You need two system calls, one to get the 16 GPIO_CTL bits and one to set them. They should return (or take) a 16-bit value. Your system calls will function very similarly to the program you wrote in part one, except that you will use a different base address for accessing the I/O ports.
Now modify the init_module() and cleanup_module() functions to add and remove your syscalls from the table when the module is loaded and unloaded. You should also set the GPIO_LED_ENABLE bit when the module is loaded and reset it when the module is removed.
Write a userspace program that does exactly the same thing as the program from part one, except that it uses your new syscalls to do it. Make sure that your kernel behaves properly when your new program is used, whether or not the system call module is loaded.
UPDATE: One point I left out is an undocumented quirk of the _syscall macros. Suppose I've defined a syscall, void sys_myfunc(void), at entry 220 in the syscall table, and I've #declared the GETLED_IDX constant to be 220. I want to generate a function that calls it from a userspace program, so I use _syscall0(void,myfunc). This won't work as is, because the _syscall0 macro expects there to exist a #defined constant matching the function name, in this case __NR_myfunc. You can see where these __NR_ defines are made for existing syscalls in include/asm/unistd.h.

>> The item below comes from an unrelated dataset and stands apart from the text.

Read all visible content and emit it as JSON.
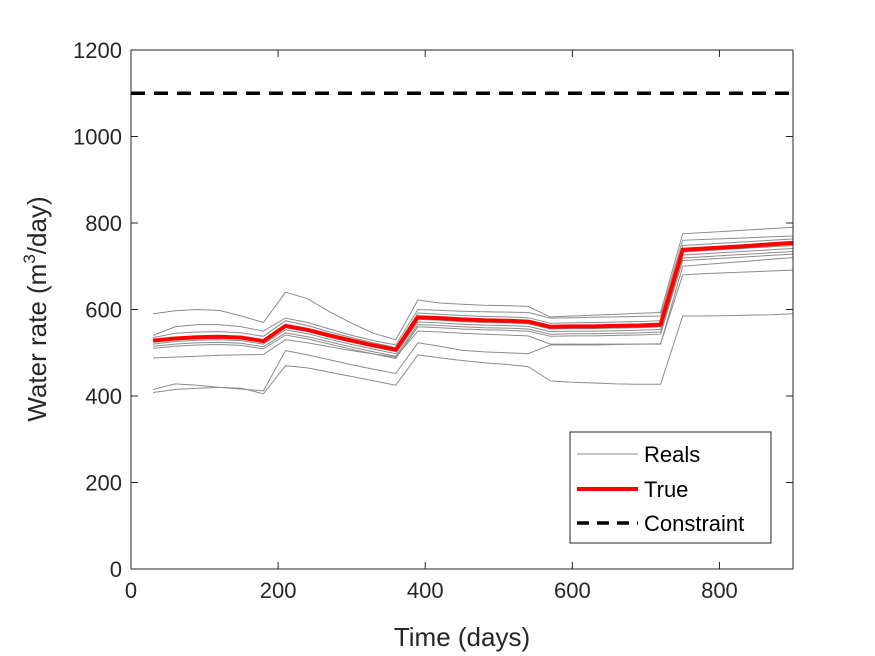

So, to use the _syscall macro in a userspace program for your custom syscall, you'll need something similar to
```
    #define __NR_getled (__NR_SYSCALL_BASE + GETLED_IDX)
```
in your userspace code. Sorry for any confusion that may have caused.

Questions

You don't need to write these questions up, but everyone in your group should be prepared to answer them when your project is evaluated. The answers to some of these haven't been fully covered in class yet, but you should have some idea from your 3210 prerequisites.

The skiff GPIO registers are mapped to physical memory addresses, as is the board's flash memory. The board's physical address space also addresses main memory, of course. What might happen if you accidentally (or purposefully) write bits into parts of the address space that aren't GPIO registers?
The system call registered by your module is added to the system call table when it's loaded. What would happen if you left the pointer in the table after removing the module?
What's the best LED animation program you can write? (optional, but sort of fun :)
Why do you have to use a different GPIO base address in your system call than with /dev/mem?

¹ or into some register. The exact mechanism is architecture-dependent.

² Note that this is only an exercise. Changing the kernel interface is almost always a bad idea because any application written to rely on the new interface will no longer be portable to other systems.